The Proof Is In The Numbers
For those wondering if OCI’s strategy is working, I would point to the company’s latest earnings. In the fourth quarter of its fiscal 2025, which ended in May, OCI saw its consumption grow 62% year-over-year. Further, the company is projecting that its fiscal 2026 will see a more than 70% increase in revenue, versus 50% for the full fiscal 2025. To add credence to this, the company announced remaining performance obligations of $138 billion in its latest earnings call. In fact, demand has outstripped supply so much that the company has had to push out fulfillment of some of its customer demand (which leads to the strong RPO number).
While OCI’s revenue is relatively small compared to the likes of AWS and Azure, its growth cannot be denied. I believe this can be traced to three factors. The first is the company’s enterprise footprint. Oracle has been the enterprise data management platform of choice for decades. Oracle Database, MySQL and its Autonomous Data Warehouse deliver end-to-end data management for the largest of the large customers and even for cloud-native startups.

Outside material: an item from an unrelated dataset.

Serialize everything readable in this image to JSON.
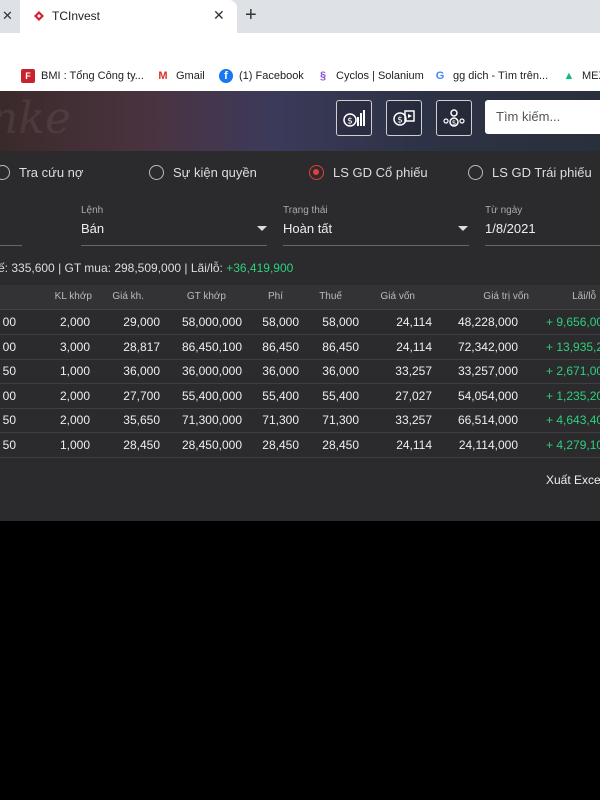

Second, OCI has designed its datacenters from the ground up for cloud. Unlike its competitors, Oracle was able to take a clean-sheet approach in its datacenter designs, and the performance and cost advantages bear that out. This translates into a cloud-native footprint perfectly replicated across every region and every datacenter. It is even replicated for its @customer offerings.
Third, OCI has approached offering services differently. Oracle knows where it is strong and focuses on delivering in line with those strengths. It leaves the rest to partners. Along these same lines, it is focused on delivering value to its customers however the customer wants. For example, Oracle Database is now a native cloud service in all of OCI’s largest competitors — AWS, Azure and Google Cloud — as I have discussed previously. Yes, OCI is running in its competitors’ datacenters, delivering database integration natively with each CSP’s fabric and services.
Because of this approach, I can understand the bullish outlook shared by CEO Safra Catz and chairman Larry Ellison.
Where Does The OCI–xAI Partnership Go From Here?
I expect significant movement from Oracle and xAI as Grok 3 and Grok 3 mini start the evaluation process with enterprise customers. Further, I expect OCI and xAI to move quickly on support for Grok 4, which will hit the market in July 2025.
In the bigger picture, I do not expect OCI to sit still. In case it hasn’t been made clear enough, Oracle has taken a really interesting approach to the cloud market, one in which traditional enterprise customers join in with “born-in-the-cloud” companies like Uber and Capgemini (cloud-native practice) to enable data to drive the business.
I am sure we’ll have more to see on this front in the upcoming quarters.
Moor Insights & Strategy provides or has provided paid services to technology companies, like all tech industry research and analyst firms. These services include research, analysis, advising, consulting, benchmarking, acquisition matchmaking and video and speaking sponsorships. Of the companies mentioned in this article, Moor Insights & Strategy currently has (or has had) a paid business relationship with AMD, AWS, Google, Meta, Microsoft, Nvidia and Oracle.